Some look at him as a slot receiver and not an outside-the-numbers receiver. Call him whatever you’d like—I’d call him a viable breakout candidate. It should also be noted that new head coach Ben McAdoo helped produce two of the most explosive offensive seasons in Giants history during his time as the team’s offensive coordinator in 2014 and 2015. They tied for 6th in pass attempts last season and tied for 9th in 2014. There’s no reason to believe anything will change now that McAdoo has ascended to the corner office. The continued maturation of the offense, coupled with OBJ’s presence and Cruz’s uncertainty, Shepard could be a big surprise in 2016.

Donte Moncrief, IND – Moncrief was on his way to a solid season during the first half of 2015. He scored a touchdown in each of the season’s first three games, including a 7-catch, 122-yard, 1 TD gem against the New York Jets in Week 2. Andre Johnson’s departure couldn’t come soon enough for Moncrief’s inevitable development. In fact, Johnson’s presence last year may have stunted the growth of both Moncrief and Phillip Dorsett.
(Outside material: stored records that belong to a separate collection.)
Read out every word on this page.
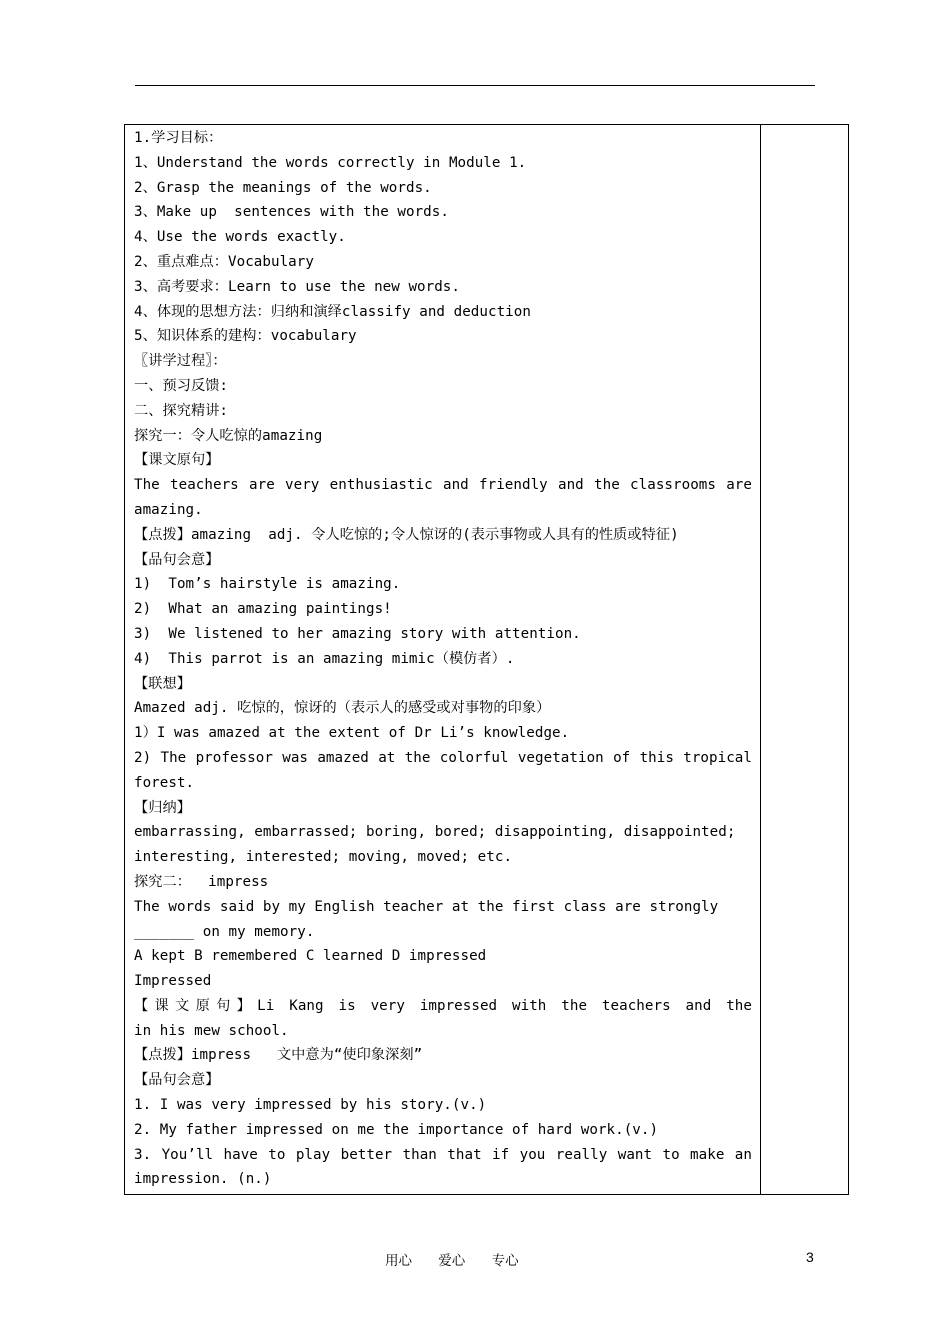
1.学习目标：
1、Understand the words correctly in Module 1.
2、Grasp the meanings of the words.
3、Make up  sentences with the words.
4、Use the words exactly.
2、重点难点：Vocabulary
3、高考要求：Learn to use the new words.
4、体现的思想方法：归纳和演绎classify and deduction
5、知识体系的建构：vocabulary
〖讲学过程〗：
一、预习反馈:
二、探究精讲:
探究一：令人吃惊的amazing
【课文原句】
The teachers are very enthusiastic and friendly and the classrooms are
amazing.
【点拨】amazing  adj. 令人吃惊的;令人惊讶的(表示事物或人具有的性质或特征)
【品句会意】
1)  Tom’s hairstyle is amazing.
2)  What an amazing paintings!
3)  We listened to her amazing story with attention.
4)  This parrot is an amazing mimic（模仿者）.
【联想】
Amazed adj. 吃惊的，惊讶的（表示人的感受或对事物的印象）
1）I was amazed at the extent of Dr Li’s knowledge.
2) The professor was amazed at the colorful vegetation of this tropical
forest.
【归纳】
embarrassing, embarrassed; boring, bored; disappointing, disappointed;
interesting, interested; moving, moved; etc.
探究二：  impress
The words said by my English teacher at the first class are strongly
_______ on my memory.
A kept B remembered C learned D impressed
Impressed
【课文原句】Li Kang is very impressed with the teachers and the
in his mew school.
【点拨】impress   文中意为“使印象深刻”
【品句会意】
1. I was very impressed by his story.(v.)
2. My father impressed on me the importance of hard work.(v.)
3. You’ll have to play better than that if you really want to make an
impression. (n.)
用心 爱心 专心	3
With a healthy Andrew Luck, and an expectation of more three-wide receiver sets, Moncrief should expect a similar chemistry with the signal caller that was evident during the first month of last season. Indy’s struggles last year during Luck’s absence have softened expectations heading into 2016. Most don’t have the lofty hopes of the Colts’ skill position players the way they did this time last season. Perhaps we can use that bear market mentality to our advantage and steal players such as Moncrief.